If Richmond was merely a token of Henry’s good intentions, or simply a physical demonstration of the present alliance between the two kings, then Francis I was curiously unwilling to accept him. The gentleman of his privy chamber that Francis I sent over to England was entrusted to ensure that Henry made good his promise of ‘the present and gift’ which the king of England had apparently promised to the French princes. This sounds suspiciously like a bribe, something that would not be necessary if the arrangement was to their mutual benefit. If Richmond’s visit to the French court was primarily to serve Henry’s own interests, then his generosity was perhaps instrumental in securing Francis I’s agreement.

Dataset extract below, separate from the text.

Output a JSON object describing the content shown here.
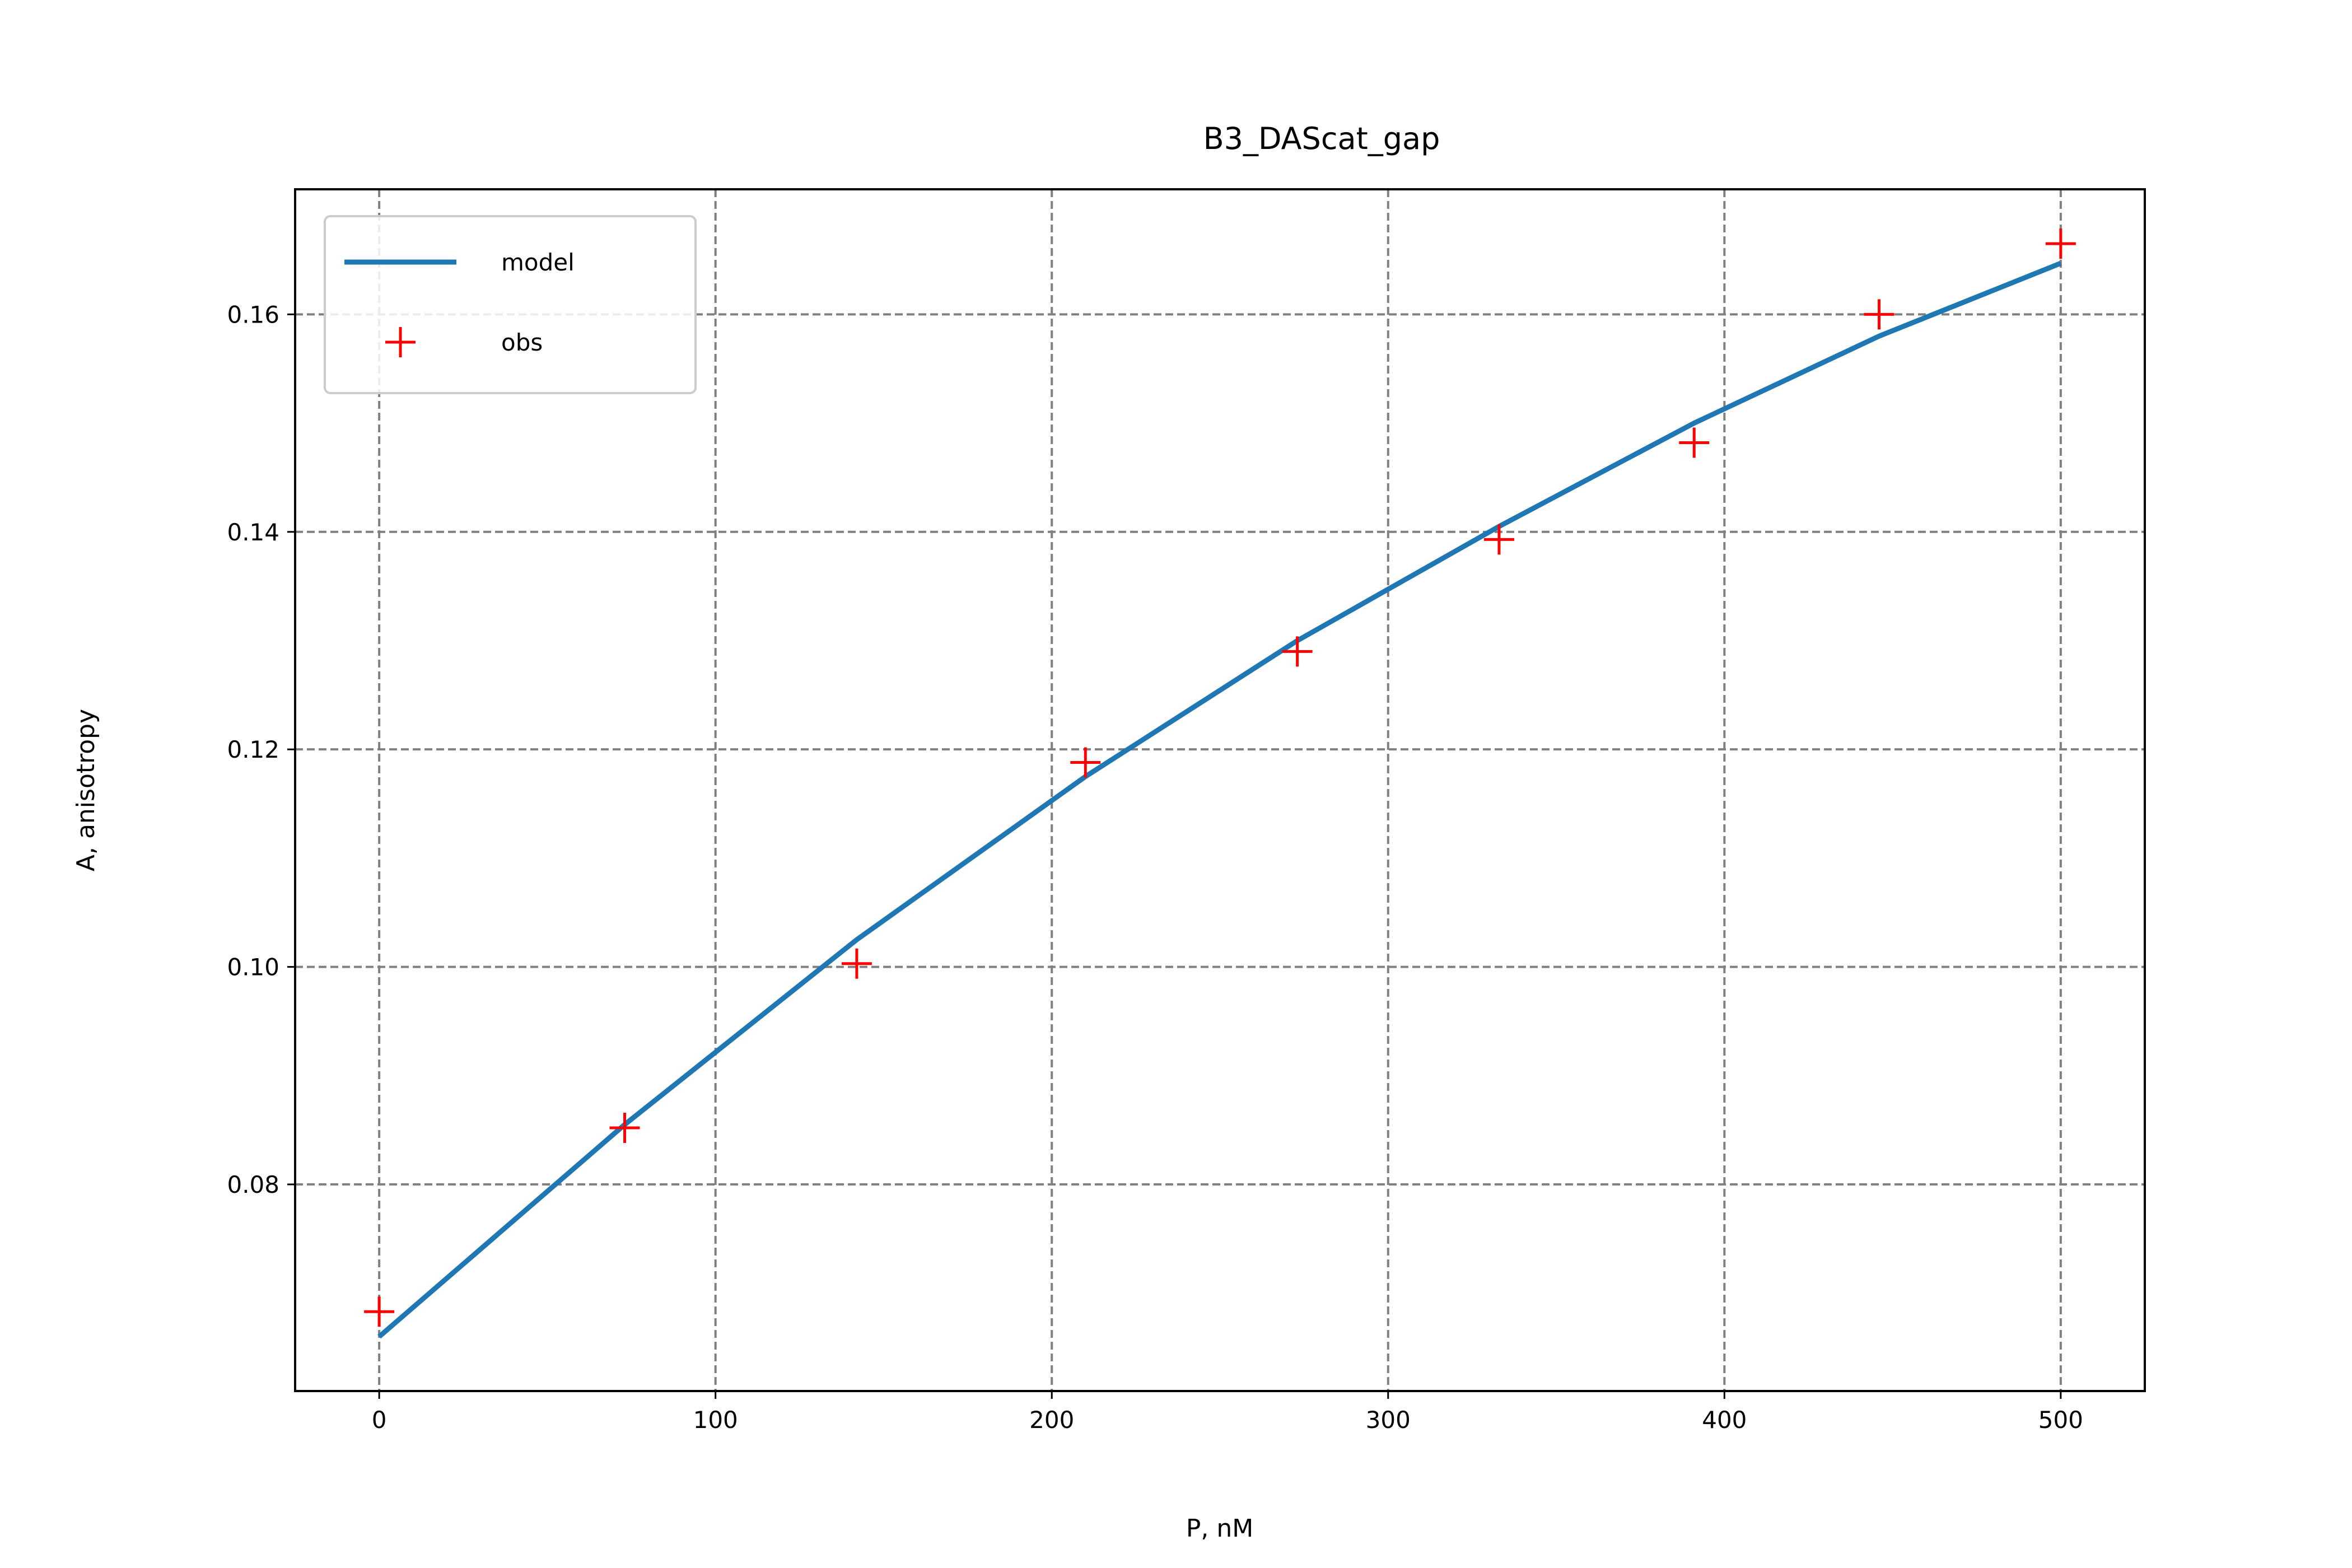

Nevertheless, Richmond was received by the French king with every outward sign of cordiality and affection. Accompanied by the Earl of Surrey and perhaps as many as sixty attendants, he finally left Calais in the second week of November. As he made his way through the countryside to rendezvous with the French court, it was happily reported back to England that Richmond was being ‘very well welcomed and in all places have had presents of wine with other gentle offerings’. Although Surrey fell ill, Richmond suffered no ill effects from his first trip abroad, finding the food and climate ‘very natural unto him’. By 5 December 1532, the Venetian ambassadors in France reported that Richmond had arrived and ‘resides at the court, living at very great expense and very honourably’. Richard Tate, the duke’s almoner, wrote to inform Henry that Francis had greeted Richmond with a warm embrace and ‘made him great cheer’ even saying that he now considered himself to have four sons.